Myanmar adalah anggota ASEAN, namun hubungan antara negara-negara tersebut telah mengalami ketegangan sejak Min Aung Hlaing melakukan kudeta pada tahun 2021.
Kudeta tersebut memicu perang sipil dan krisis kemanusiaan, membuat banyak umat Muslim Rohingya kehilangan tempat tinggal dan terpaksa tinggal di pemukiman pengungsi.
Indonesia, yang menjadi tuan rumah untuk markas besar ASEAN, adalah negara dengan populasi Muslim terbesar di dunia, dan merupakan salah satu tujuan bagi para Rohingya yang melarikan diri dari Myanmar atau dari kamp-kamp pengungsi dengan perahu.
Angkatan bersenjata Myanmar, di bawah kepemimpinan Min Aung Hlaing saat itu, melancarkan serangan pada tahun 2017 yang memaksa setidaknya 730,000 Rohingya meninggalkan rumah mereka dan melarikan diri ke Bangladesh. Di sana, mereka mengisahkan pengalaman tentang pembunuhan, pemerkosaan massal, dan pembakaran.
Pengaduan kepada Kejaksaan Agung Indonesia diajukan oleh Yasmin Ullah, seorang Rohingya yang melarikan diri dari Myanmar, bersama beberapa tokoh Indonesia. Mereka mengungkapkan hal ini pada hari Senin.
Tokoh-tokoh tersebut termasuk mantan jaksa agung dan ketua Muhammadiyah, salah satu organisasi Muslim terbesar di Indonesia.
Mereka menyatakan akan menghadirkan bukti terkait pengusiran paksa Rohingya, yang merupakan populasi tanpa negara terbesar di dunia. Selain itu, mereka juga akan memperlihatkan bukti pembunuhan oleh junta militer, dan menambahkan bahwa kasus ini telah diterima oleh pihak berwenang Indonesia.
“Ini adalah kali pertama di bawah hukum pidana baru Indonesia sebuah kasus resmi diterima, dan saya sangat menyambut perkembangan bersejarah ini sebagai tonggak bagi seluruh rakyat Rohingya dalam perjuangan mereka menuju keadilan dan akuntabilitas,” ujar Ullah.

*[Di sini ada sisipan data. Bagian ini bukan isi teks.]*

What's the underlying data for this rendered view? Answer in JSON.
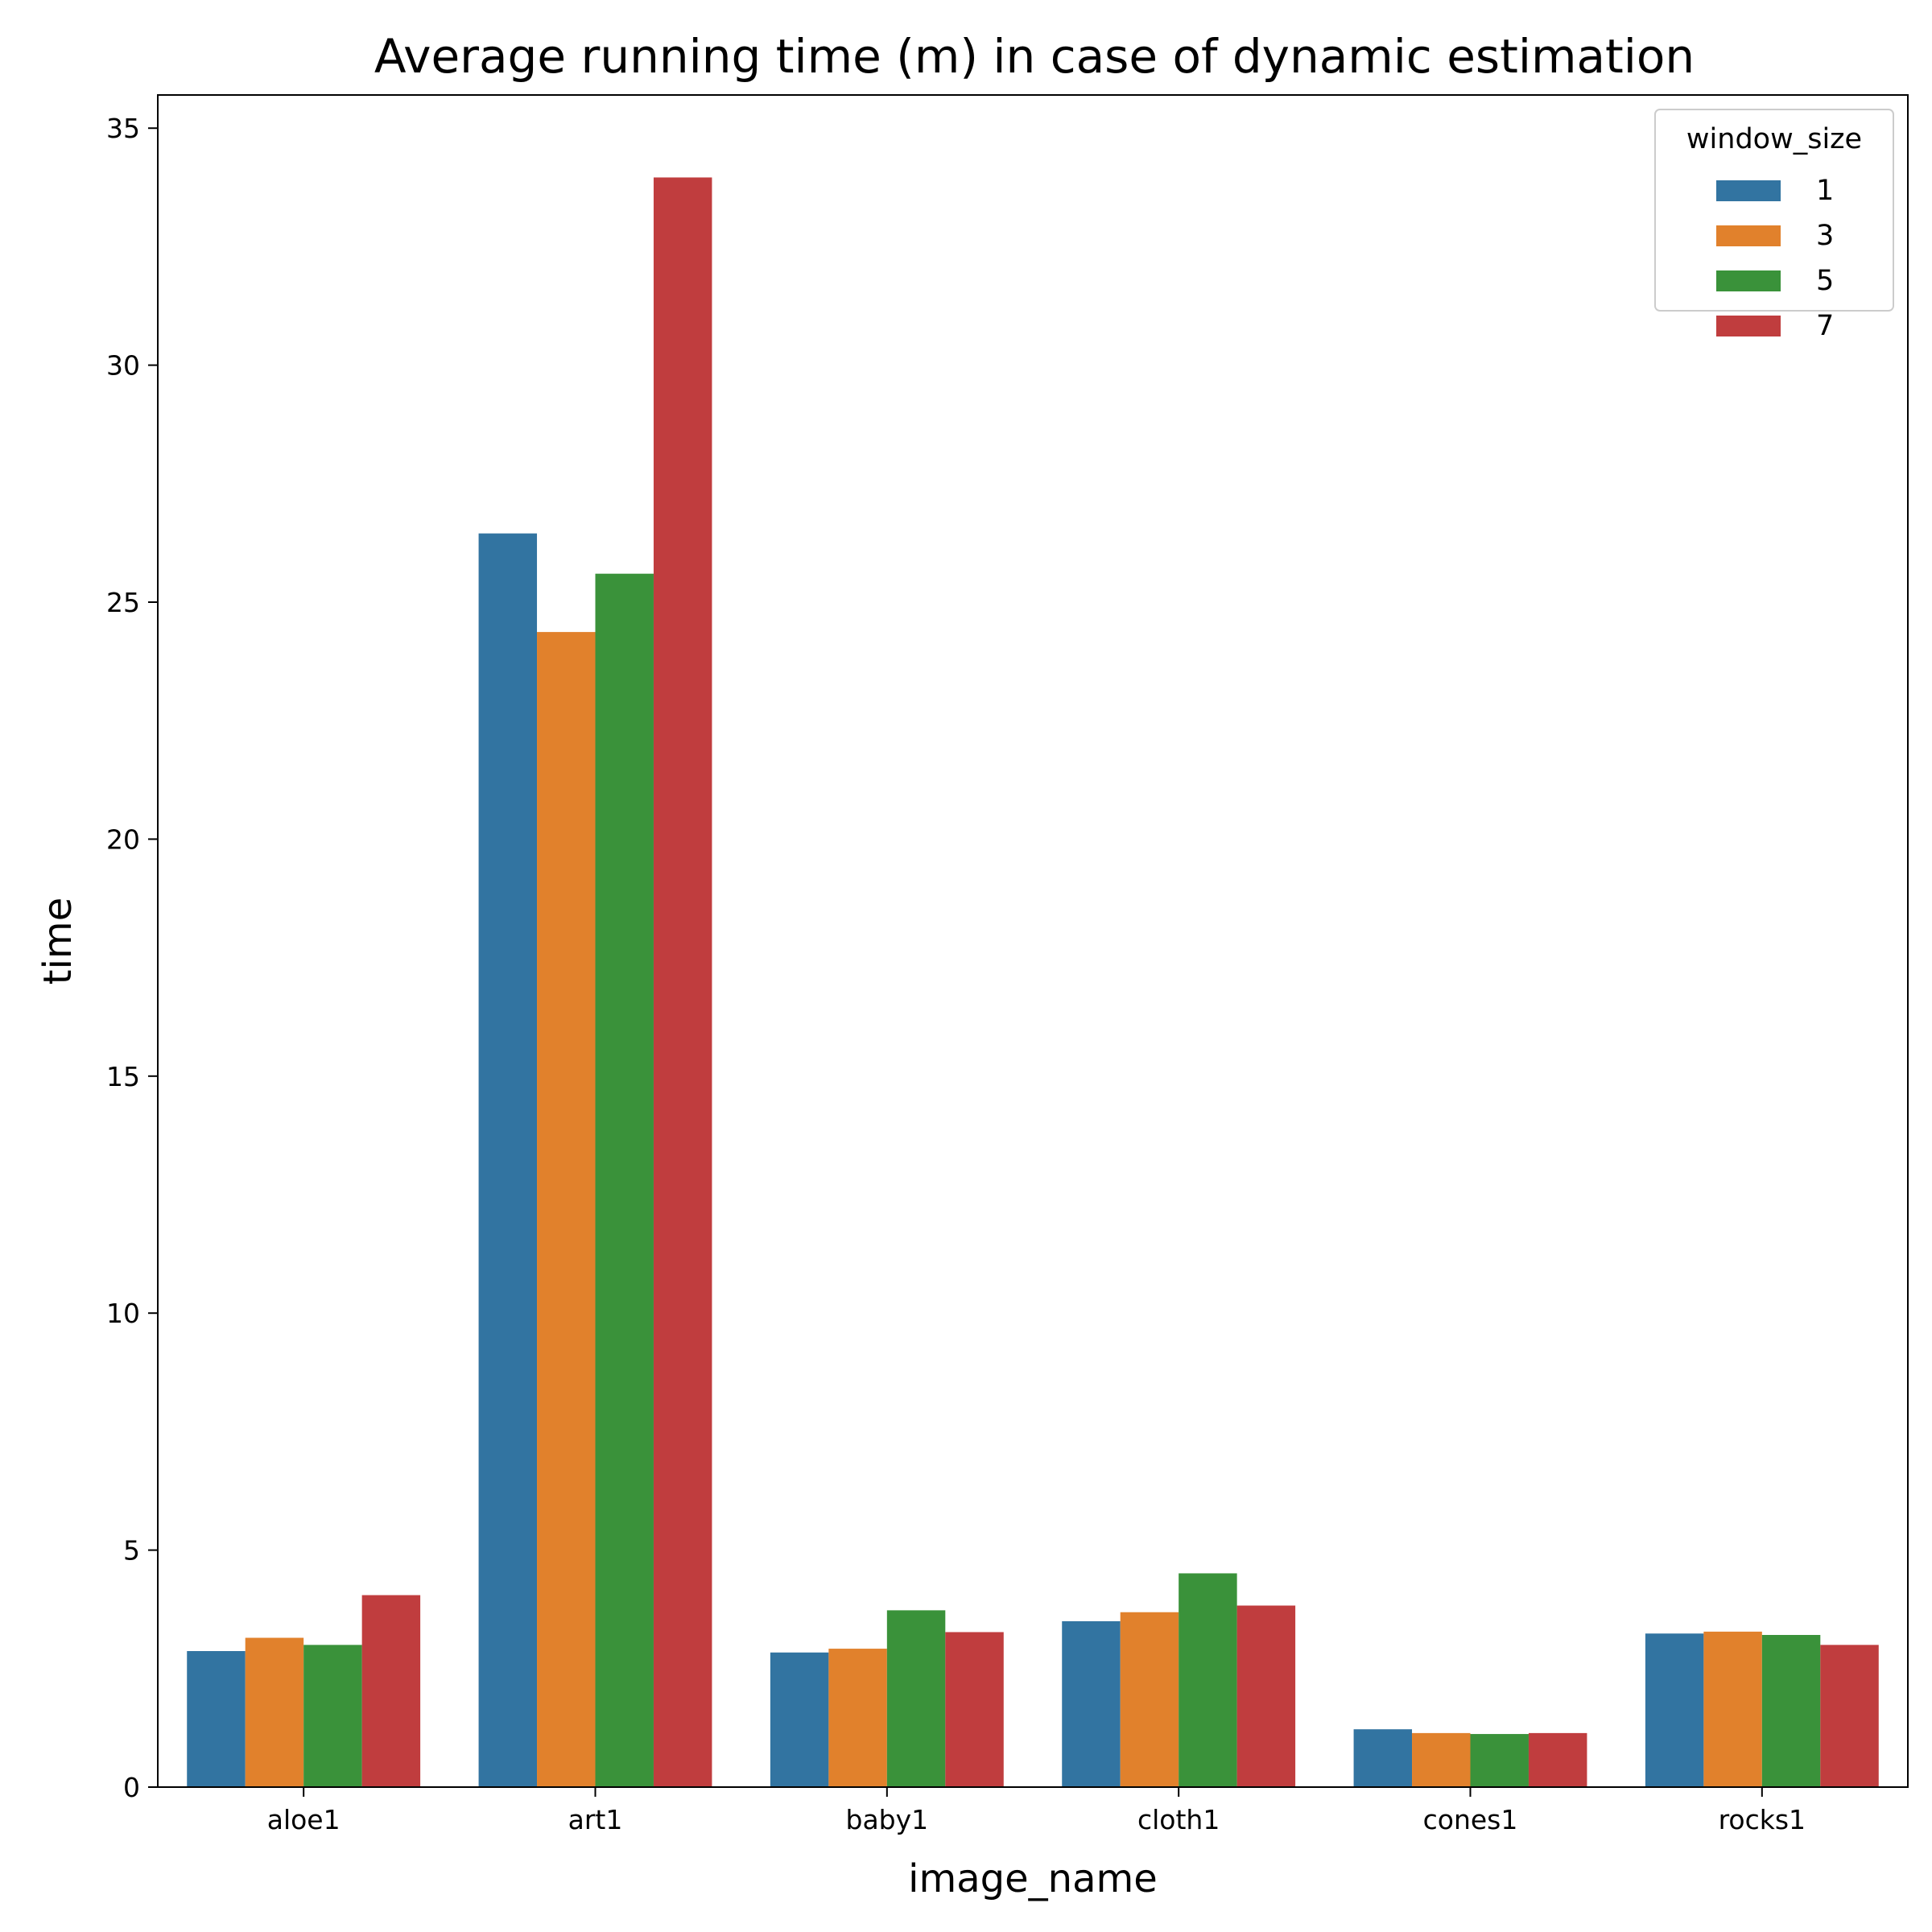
{
  "chart_data": {
    "type": "bar",
    "title": "Average running time (m) in case of dynamic estimation",
    "xlabel": "image_name",
    "ylabel": "time",
    "categories": [
      "aloe1",
      "art1",
      "baby1",
      "cloth1",
      "cones1",
      "rocks1"
    ],
    "ylim": [
      0,
      35.7
    ],
    "yticks": [
      0,
      5,
      10,
      15,
      20,
      25,
      30,
      35
    ],
    "grid": false,
    "legend": {
      "title": "window_size",
      "placement": "top-right"
    },
    "series": [
      {
        "name": "1",
        "color": "#3274a1",
        "values": [
          2.87,
          26.45,
          2.84,
          3.5,
          1.22,
          3.24
        ]
      },
      {
        "name": "3",
        "color": "#e1812c",
        "values": [
          3.15,
          24.37,
          2.92,
          3.69,
          1.14,
          3.28
        ]
      },
      {
        "name": "5",
        "color": "#3a923a",
        "values": [
          3.0,
          25.6,
          3.73,
          4.51,
          1.12,
          3.21
        ]
      },
      {
        "name": "7",
        "color": "#c03d3e",
        "values": [
          4.05,
          33.96,
          3.27,
          3.83,
          1.14,
          3.0
        ]
      }
    ]
  }
}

Para penggugat mengatakan bahwa Undang-Undang Pidana Indonesia memungkinkan adanya “yurisdiksi universal” – di mana beberapa kejahatan dianggap sangat serius sehingga bisa diproses tanpa mempedulikan kewarganegaraan para korban atau lokasi kejahatannya.
Kejaksaan Agung Indonesia belum memberikan tanggapan terkait permintaan komentar mengenai kasus ini.
Sebuah negara dengan mayoritas Muslim lainnya, Gambia, mengungkapkan di depan hakim di Mahkamah Internasional pada bulan Januari bahwa Myanmar telah menargetkan Muslim Rohingya sebagai bagian dari genosida dan menjadikan hidup mereka sebagai mimpi buruk dalam sebuah kasus penting yang menuduh Myanmar melakukan genosida.
Myanmar selalu membantah tuduhan genosida tersebut. Junta militer juga belum memberikan tanggapan terkait permintaan komentar pada hari Senin.
Min Aung Hlaing baru-baru ini terpilih menjadi presiden melalui pemungutan suara di parlemen pada Jumat lalu, yang secara resmi mengukuhkan kekuasaannya setelah partai yang didukung militer memenangkan pemilihan pada bulan Desember dan Januari, yang dipandang sebagai pemilihan yang tidak adil oleh banyak negara Barat.
Kudeta yang terjadi pada tahun 2021 telah memicu protes yang meluas dan perlawanan di seluruh negara hingga saat ini.